Le mouvement “Woke” est en fait un asservissement des entreprises – La guerre culturelle est un combat pour y mettre fin

J’ai récemment regardé une vidéo réalisée par certains de mes commentateurs de cinéma préférés, dans laquelle ils se lamentaient sur la mort apparente des salles de cinéma.

Ils citaient une longue liste de superproductions récentes qui avaient échoué, tout en se demandant pourquoi tant de films échouaient.

En particulier, ils avaient prédit que le film “Furiosa” (un film d’appât féministe conçu pour remplacer le personnage masculin plus populaire de Mad Max) marcherait relativement bien. Pourtant, le film a mordu la poussière de manière épique. Les auteurs ne comprenaient pas pourquoi cela s’était produit.

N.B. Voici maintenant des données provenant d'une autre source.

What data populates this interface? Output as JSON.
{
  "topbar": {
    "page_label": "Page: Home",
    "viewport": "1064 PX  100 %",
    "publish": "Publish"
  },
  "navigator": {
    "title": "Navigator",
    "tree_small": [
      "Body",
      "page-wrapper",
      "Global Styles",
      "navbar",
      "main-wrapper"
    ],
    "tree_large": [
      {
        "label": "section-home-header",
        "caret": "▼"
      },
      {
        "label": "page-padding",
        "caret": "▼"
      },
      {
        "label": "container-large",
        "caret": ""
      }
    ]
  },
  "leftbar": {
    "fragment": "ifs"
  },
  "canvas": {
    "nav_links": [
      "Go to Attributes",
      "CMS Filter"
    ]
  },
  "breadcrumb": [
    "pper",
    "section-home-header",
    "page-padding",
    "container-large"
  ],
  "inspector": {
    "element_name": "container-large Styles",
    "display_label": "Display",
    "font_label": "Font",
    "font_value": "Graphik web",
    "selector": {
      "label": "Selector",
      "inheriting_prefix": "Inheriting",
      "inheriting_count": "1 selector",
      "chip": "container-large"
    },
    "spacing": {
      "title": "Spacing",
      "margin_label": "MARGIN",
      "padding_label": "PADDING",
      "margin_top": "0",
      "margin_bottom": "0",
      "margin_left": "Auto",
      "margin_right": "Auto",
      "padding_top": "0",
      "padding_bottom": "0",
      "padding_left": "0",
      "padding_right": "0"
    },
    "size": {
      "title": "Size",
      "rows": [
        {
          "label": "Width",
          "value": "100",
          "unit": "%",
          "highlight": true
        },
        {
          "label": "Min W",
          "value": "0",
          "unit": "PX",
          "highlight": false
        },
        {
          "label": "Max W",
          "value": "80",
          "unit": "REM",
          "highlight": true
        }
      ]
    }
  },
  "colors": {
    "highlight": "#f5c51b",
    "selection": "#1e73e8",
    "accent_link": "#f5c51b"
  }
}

Ils ont avancé de nombreuses théories sociales et économiques pour tenter d’expliquer pourquoi tant de films à gros budget perdaient de l’argent. Ils ont bien sûr suggéré que l’événement covide pourrait avoir poussé les gens à s’adapter aux services de streaming comme étant la meilleure option. Ils ont noté que les salles de cinéma peuvent être plus frustrantes à cause des clients bruyants.

Ils ont essayé d’appliquer certaines théories économiques à la situation (ces théories étaient trop simplistes et douloureuses, mais ces types ne sont pas des économistes, alors je les ai laissés passer).

Cependant, lorsque le concept de guerre culturelle a été brièvement abordé, ils l’ont immédiatement rejeté.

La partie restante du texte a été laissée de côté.